Igreja Dialogal: Igreja do Futuro ou Futuro sem Igreja

     É fato inquestionável hoje que a Igreja se tornou um agente social. Formadora de opiniões, modeladora de pensamentos e influenciadora de comportamentos humanos nas suas múltiplas repartições. Da conversão do imperador Constantino no século IV em diante o cristianismo tomou novas formas- senão diferentes, no mínimo contraditórias- em relação a sua forma original, ou seja, a pequena comunidade messiânica que girava em torno de uma figura escatológica, a saber, Jesus de Nazaré, se tornou uma instituição colossal de caráter mais político, que religioso. Abandonando sua modelagem judaica se revestiu de uma nova roupagem romana- imperial, prova evidente disto é o fato de religião e política se confundirem na Idade Média e a Igreja revogar para si, não apenas o poder espiritual, mas também temporal, ou seja, o cristianismo assumiu sua posição política e representado nas cruzadas conseguiu a legitimação do poder político com uma linguagem religiosa.
     Como uma Igreja imperial não havia abertura da instituição. Qualquer que pensasse ou ousasse a expor qualquer pensamento ou ideia descomunal com o pensamento dominante era demonizado com a rotulação de herege e não apenas sua pobre alma, mas seu corpo queimaria nas fogueiras, quer do diabo, quer dos homens. O período medieval nos deixa a clara lição de que qualquer forma de totalitarismo, imperialismo e fundamentalismo sempre culminarão no atentado a dignidade humana, pois nos enclausurará na dicotomia: Eu sou o santo, o Outro é o demônio.
     Muitos contemporâneos se assustam com os atos terroristas cometidos pelos fanáticos islamitas, atos macabros legitimados pelo fundamentalismo religioso, mas o que vemos os fundamentalistas islâmicos fazerem hoje, não difere do que o fundamentalismo cristão fez ao longo de quase toda a Idade Média: Se insurgiram contra a vida em nome de quem delegam a origem dela, Deus!

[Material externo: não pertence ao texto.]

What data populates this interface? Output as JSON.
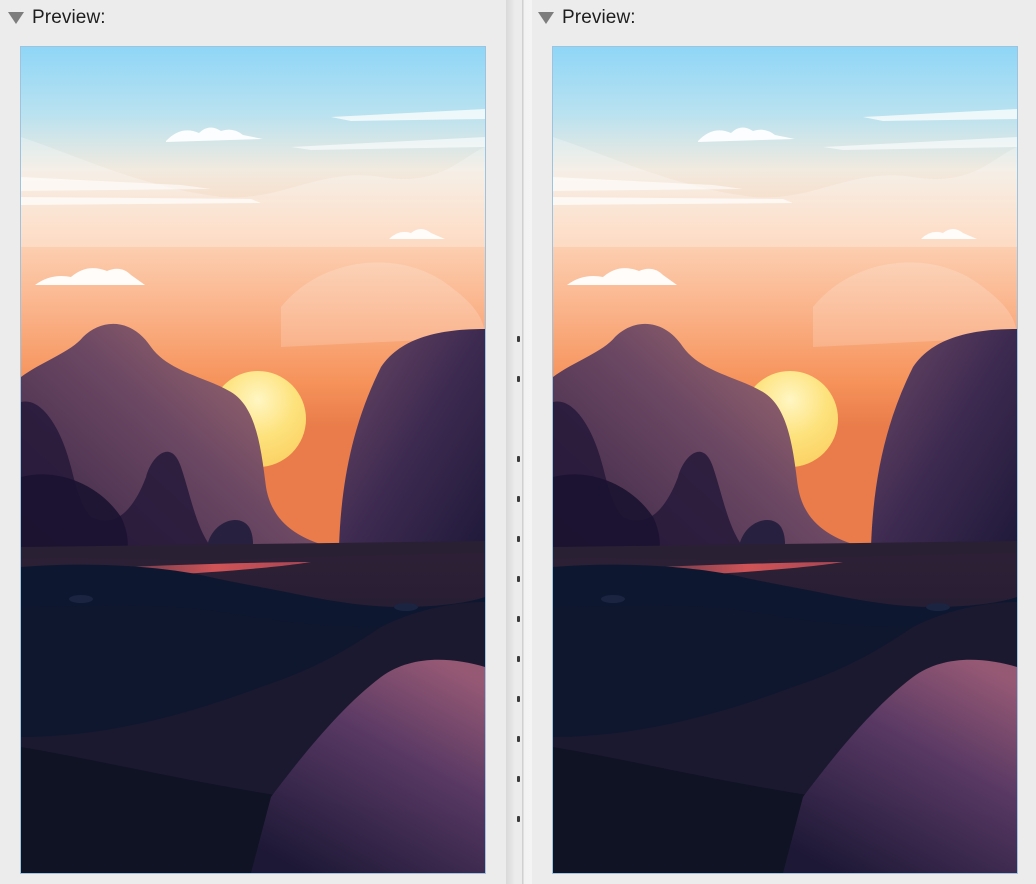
{
  "panels": [
    {
      "id": "left",
      "header_label": "Preview:",
      "disclosure_icon": "triangle-down-icon",
      "image_description_icon": "landscape-sunset-illustration"
    },
    {
      "id": "right",
      "header_label": "Preview:",
      "disclosure_icon": "triangle-down-icon",
      "image_description_icon": "landscape-sunset-illustration"
    }
  ],
  "colors": {
    "sky_top": "#8fd6f7",
    "sky_mid": "#f5e9dd",
    "sky_glow": "#fbb88d",
    "sun": "#fde07a",
    "mountain_light": "#a86f73",
    "mountain_dark": "#2f2142",
    "ground_dark": "#0c1428",
    "ground_mid": "#2b1f35",
    "river_glow": "#e0565a",
    "frame_border": "#9fc3de",
    "background": "#ececec"
  }
}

     Certamente os religiosos não comungariam desta opinião, mas a ideologia do Renascimento e do Iluminismo, foram uma benção para a história humana, pois desvendou nossos olhos e nos fizeram enxergar na luz da razão o lugar "sagrado" do diálogo que precisa ser cultuado nas relações humanas. O "Profeta francês do Iluminismo" Voltaire já declamava "Posso não concordar com uma só palavra que você disser, mas defenderei até a morte: você tem todo o direito de dizê-las!". Admita ou não, mas a Igreja sofreu alterações nas suas concepções e metodologias, suas relações com o diferente-de-si precisaram ser repensadas e reinventadas.
     Ao menos no que diz respeito a representação Católica Romana do cristianismo, muitas mudanças se evidenciaram como, por exemplo, o fim da dicotomia fé x razão ou fé x ciência, interpretadas agora, não mais como contraditórias, mas complementares. A abertura ao ecumenismo, o que não significa o sincretismo religioso, mas abertura dialogal com o diferente. Mais espaço ao laicato, o que aponta, especialmente na figura do Papa Francisco (Ver. Encíclica Evangelli Gaudium) uma Igreja descentralizada do clero, da cúria e mesmo da figura do Papa e formada de "baixo pra cima", isto é, a partir do povo, contrariando sua formação histórico- imperial desde Constantino no século IV.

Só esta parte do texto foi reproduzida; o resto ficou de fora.